Intervenants : Arnal do Serna Directeur de la Scuela Del Desarollo

Jamila Sayouri présidente de l’association « Adala » et membre du CNDH

 

Première intervention : Arnal do Serna Directeur de la Scuela Del Desarollo

Dans son intervention, , et dans le cadre du projet de l’Ecole pour le développement, où la question de la femme occupe une place particuliére, Mr.Arnaldo SERNA a essayé de cerner la thématique de la femme au Pérou en évoquant le concept de masculinité de la société, considérant l’homme comme le détenteur principal du pouvoir et de  la force, par conséquent, il ne peut exercer des tâches qui restent réservées  à la femme telle que la cuisine, l’éducation des enfants…etc. comme il ne peut exprimer ses émotions étant convaincu que cela est une particularité féminine.

 

Pour Mr Arnaldo, dépasser ce modèle machiste implique la prise de conscience de la situation de la femme qui est due à :

  • La construction sociale et les croyances consacrant l’idée de la différence entre l’homme symbole de la force et du pouvoir et la femme faible et dépendante.
  • La pression sociale, et le système multiculturel.
  • La socialisation familiale  qui consacre la discrimination à l’encontre de la femme (à laquelle participe la femme par excellence), et qui reste objet de reproduction d’une génération à l’autre.

Cette discrimination touche différents volets de la vie de la femme (ex : salaire) et fait naître une relation de domination en faveur de l’homme.

Au Pérou, la société civile fournit de grands efforts pour défendre les droits de la femme cependant, mais sans effets palpables.

En concluant,  Mr. Arnaldo  affirme que pour réguler la question de la discrimination à l’encontre  de la femme et sa relation avec l’homme, il faut cibler la dimension intersubjective. Il a évoqué, également, les plans que le Pérou réalise afin de promouvoir sa situation et favoriser l’égal accès de la femme aux droits par rapport l’homme.

2ème intervention : Mme Jamila SAYOURI présidente de l’association « Adala » et membre du CNDH

 

Mme SAYOURI a commencé son intervention par la présentation d’un aperçu historique de la lutte des femmes, pour l’accès aux droits, au Maroc, depuis les années 80 avec l’action féminine progressiste au sein des partis politiques de la gauche. Pour l’intervenante, évoquer les droits de la femme implique nécessairement l’examen des points suivants :

  • Harmonisation des lois aux conventions internationales
  • Droits économiques et sociales
  • Politiques publiques.

Après avoir cité les différentes réformes juridiques en la matière, en présentant des constats et des chiffres issues des rapports du HCP et du CNDH, l’intervenante a affirmé l’existence de plusieurs acquis et avancées en la matière  avant et  après la constitution(2011).
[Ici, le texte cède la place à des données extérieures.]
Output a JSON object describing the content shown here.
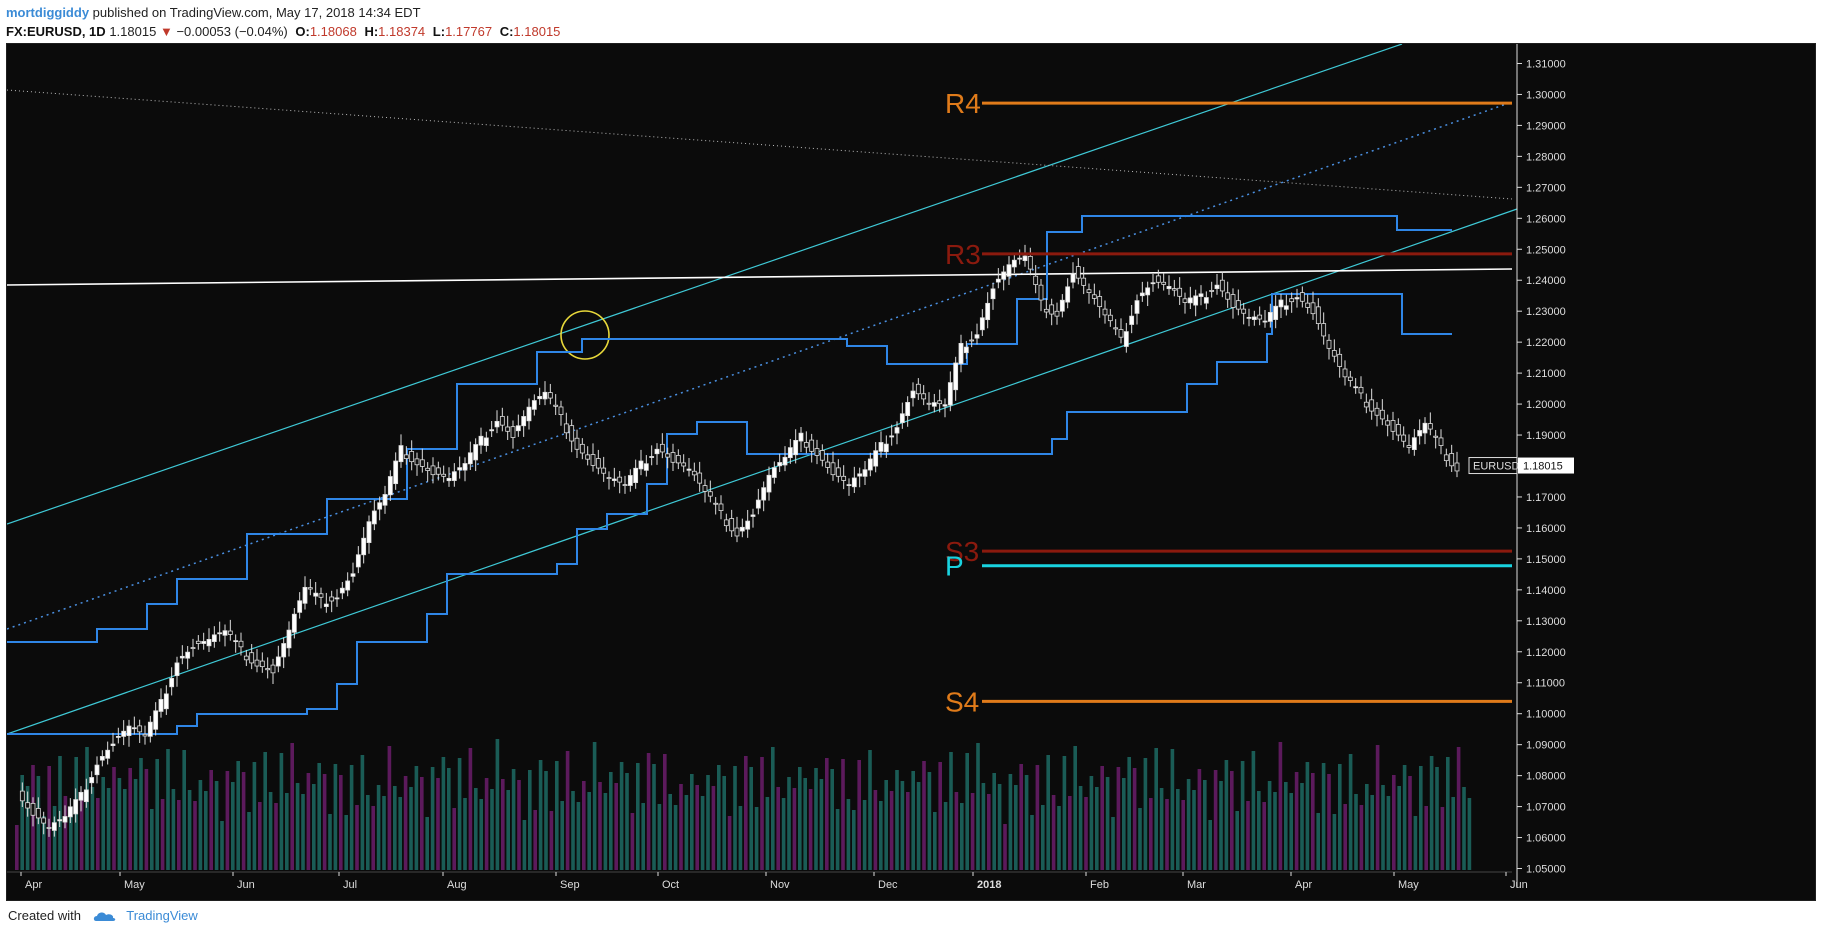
{
  "header": {
    "author": "mortdiggiddy",
    "published_text": " published on TradingView.com, May 17, 2018 14:34 EDT",
    "symbol": "FX:EURUSD, 1D",
    "last": "1.18015",
    "change": "−0.00053 (−0.04%)",
    "open_label": "O:",
    "open": "1.18068",
    "high_label": "H:",
    "high": "1.18374",
    "low_label": "L:",
    "low": "1.17767",
    "close_label": "C:",
    "close": "1.18015"
  },
  "footer": {
    "created_with": "Created with",
    "brand": "TradingView"
  },
  "chart_data": {
    "type": "candlestick",
    "symbol_tag": "EURUSD",
    "last_price_tag": "1.18015",
    "price_axis": {
      "min": 1.045,
      "max": 1.315,
      "ticks": [
        "1.31000",
        "1.30000",
        "1.29000",
        "1.28000",
        "1.27000",
        "1.26000",
        "1.25000",
        "1.24000",
        "1.23000",
        "1.22000",
        "1.21000",
        "1.20000",
        "1.19000",
        "1.18000",
        "1.17000",
        "1.16000",
        "1.15000",
        "1.14000",
        "1.13000",
        "1.12000",
        "1.11000",
        "1.10000",
        "1.09000",
        "1.08000",
        "1.07000",
        "1.06000",
        "1.05000"
      ]
    },
    "time_axis": {
      "months": [
        "Apr",
        "May",
        "Jun",
        "Jul",
        "Aug",
        "Sep",
        "Oct",
        "Nov",
        "Dec",
        "2018",
        "Feb",
        "Mar",
        "Apr",
        "May",
        "Jun"
      ]
    },
    "pivot_levels": [
      {
        "label": "R4",
        "value": 1.2972,
        "color": "#e07b1a"
      },
      {
        "label": "R3",
        "value": 1.2485,
        "color": "#8b1a0e"
      },
      {
        "label": "S3",
        "value": 1.1525,
        "color": "#8b1a0e"
      },
      {
        "label": "P",
        "value": 1.1478,
        "color": "#19d3e0"
      },
      {
        "label": "S4",
        "value": 1.104,
        "color": "#e07b1a"
      }
    ],
    "candles_close_path": [
      [
        0,
        1.075
      ],
      [
        6,
        1.068
      ],
      [
        12,
        1.063
      ],
      [
        18,
        1.066
      ],
      [
        24,
        1.073
      ],
      [
        30,
        1.085
      ],
      [
        36,
        1.091
      ],
      [
        42,
        1.096
      ],
      [
        48,
        1.092
      ],
      [
        54,
        1.103
      ],
      [
        60,
        1.118
      ],
      [
        66,
        1.122
      ],
      [
        72,
        1.124
      ],
      [
        78,
        1.126
      ],
      [
        84,
        1.12
      ],
      [
        90,
        1.117
      ],
      [
        96,
        1.114
      ],
      [
        102,
        1.127
      ],
      [
        108,
        1.14
      ],
      [
        114,
        1.136
      ],
      [
        120,
        1.139
      ],
      [
        126,
        1.146
      ],
      [
        132,
        1.162
      ],
      [
        138,
        1.17
      ],
      [
        144,
        1.185
      ],
      [
        150,
        1.182
      ],
      [
        156,
        1.178
      ],
      [
        162,
        1.176
      ],
      [
        168,
        1.18
      ],
      [
        174,
        1.188
      ],
      [
        180,
        1.196
      ],
      [
        186,
        1.19
      ],
      [
        192,
        1.199
      ],
      [
        198,
        1.203
      ],
      [
        204,
        1.195
      ],
      [
        210,
        1.187
      ],
      [
        216,
        1.181
      ],
      [
        222,
        1.176
      ],
      [
        228,
        1.173
      ],
      [
        234,
        1.18
      ],
      [
        240,
        1.187
      ],
      [
        246,
        1.182
      ],
      [
        252,
        1.179
      ],
      [
        258,
        1.171
      ],
      [
        264,
        1.164
      ],
      [
        270,
        1.159
      ],
      [
        276,
        1.165
      ],
      [
        282,
        1.177
      ],
      [
        288,
        1.182
      ],
      [
        294,
        1.189
      ],
      [
        300,
        1.185
      ],
      [
        306,
        1.178
      ],
      [
        312,
        1.174
      ],
      [
        318,
        1.178
      ],
      [
        324,
        1.186
      ],
      [
        330,
        1.194
      ],
      [
        336,
        1.205
      ],
      [
        342,
        1.2
      ],
      [
        348,
        1.199
      ],
      [
        354,
        1.218
      ],
      [
        360,
        1.224
      ],
      [
        366,
        1.238
      ],
      [
        372,
        1.245
      ],
      [
        378,
        1.247
      ],
      [
        384,
        1.232
      ],
      [
        390,
        1.23
      ],
      [
        396,
        1.243
      ],
      [
        402,
        1.236
      ],
      [
        408,
        1.228
      ],
      [
        414,
        1.22
      ],
      [
        420,
        1.235
      ],
      [
        426,
        1.24
      ],
      [
        432,
        1.238
      ],
      [
        438,
        1.232
      ],
      [
        444,
        1.234
      ],
      [
        450,
        1.24
      ],
      [
        456,
        1.232
      ],
      [
        462,
        1.228
      ],
      [
        468,
        1.226
      ],
      [
        474,
        1.232
      ],
      [
        480,
        1.236
      ],
      [
        486,
        1.23
      ],
      [
        492,
        1.218
      ],
      [
        498,
        1.208
      ],
      [
        504,
        1.202
      ],
      [
        510,
        1.198
      ],
      [
        516,
        1.192
      ],
      [
        522,
        1.186
      ],
      [
        528,
        1.193
      ],
      [
        534,
        1.185
      ],
      [
        540,
        1.18
      ]
    ],
    "volume_scale_max": 1
  }
}
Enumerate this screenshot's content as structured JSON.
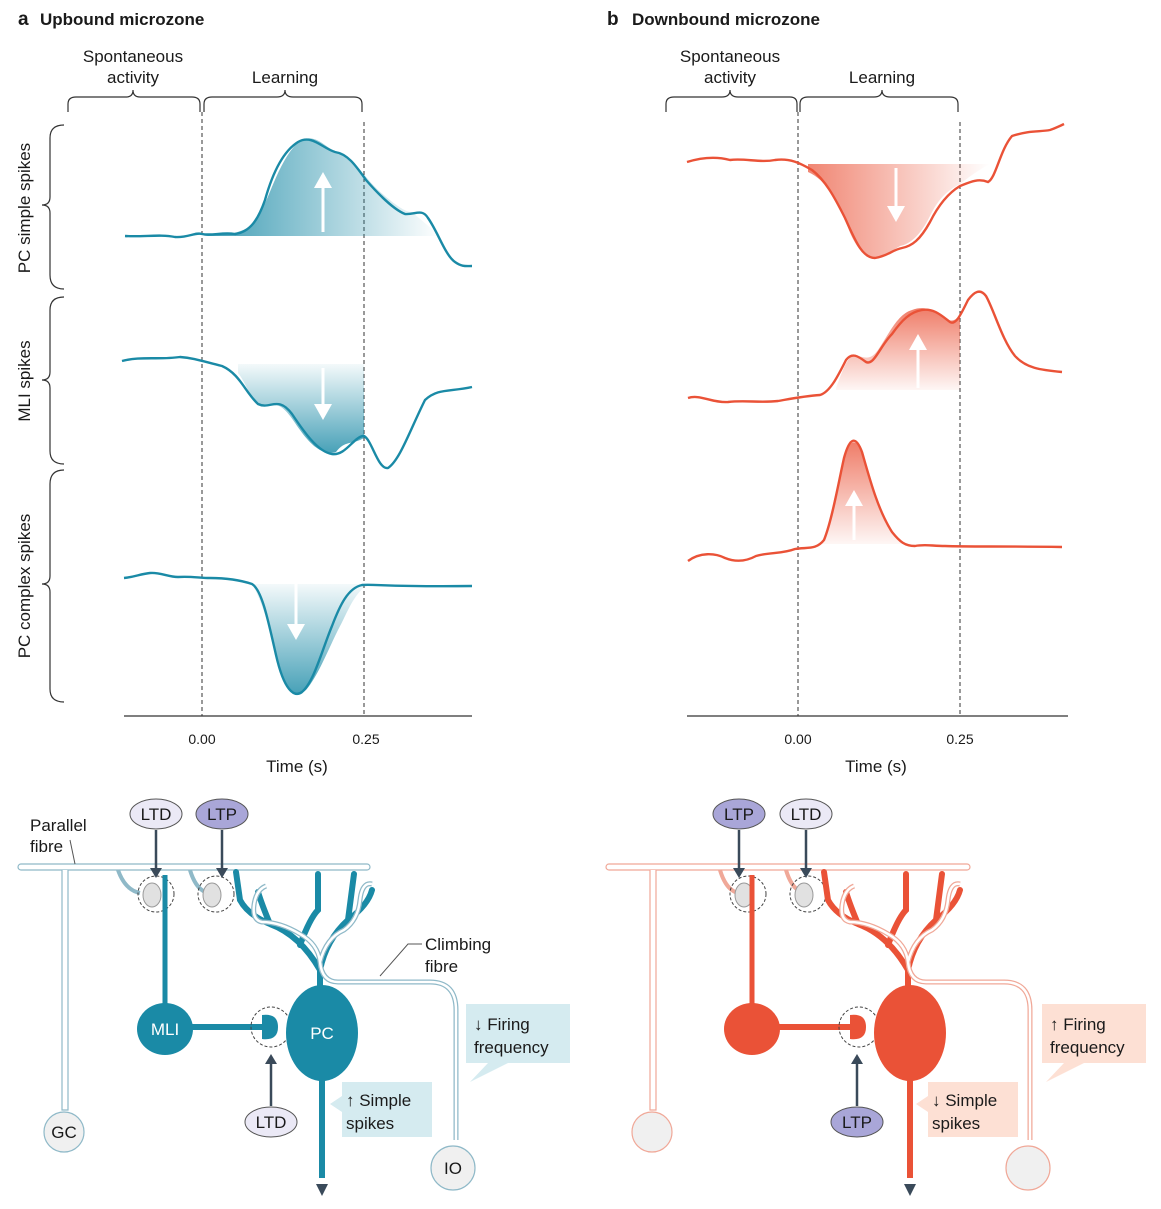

Cependant, malgré ces réformes, persiste une  discrimination claire à l’égard des femmes et se manifeste en termes de :

  • Mariage des mineurs (99.4% des filles mineures déposant des demandes en 2015) et polygamie
  • Système successoral légalisant la discrimination.
  • Difficultés en matière d’accès à la justice (coût des frais judiciaires / langue)

Ce qui est transversal, d’après l’intervenante, c’est la violence basée sur des stéréotypes se rapportant à la femme (selon le HCP, 62.8% cas de violence en 2009).

En matière des politiques publiques (selon le HCP, associations féminines, CMDH…), elles sont limitées, et n’arrivent  pas à refléter une vision  claire pour instaurer le principe de l’égalité homme/femme.

En guise de conclusion, évoquant la question de la violence à l’égard des femmes, Mme SAYOURI a affirmé   que le Maroc a connu des avancées juridiques considérables, fruit d’un militantisme continu de la part de la société civile dans ce sens, mais avec un processus boiteux dû à l’insuffisance des ressources humaines qualifiées et une résistance continue aussi bien sociétale que gouvernementale.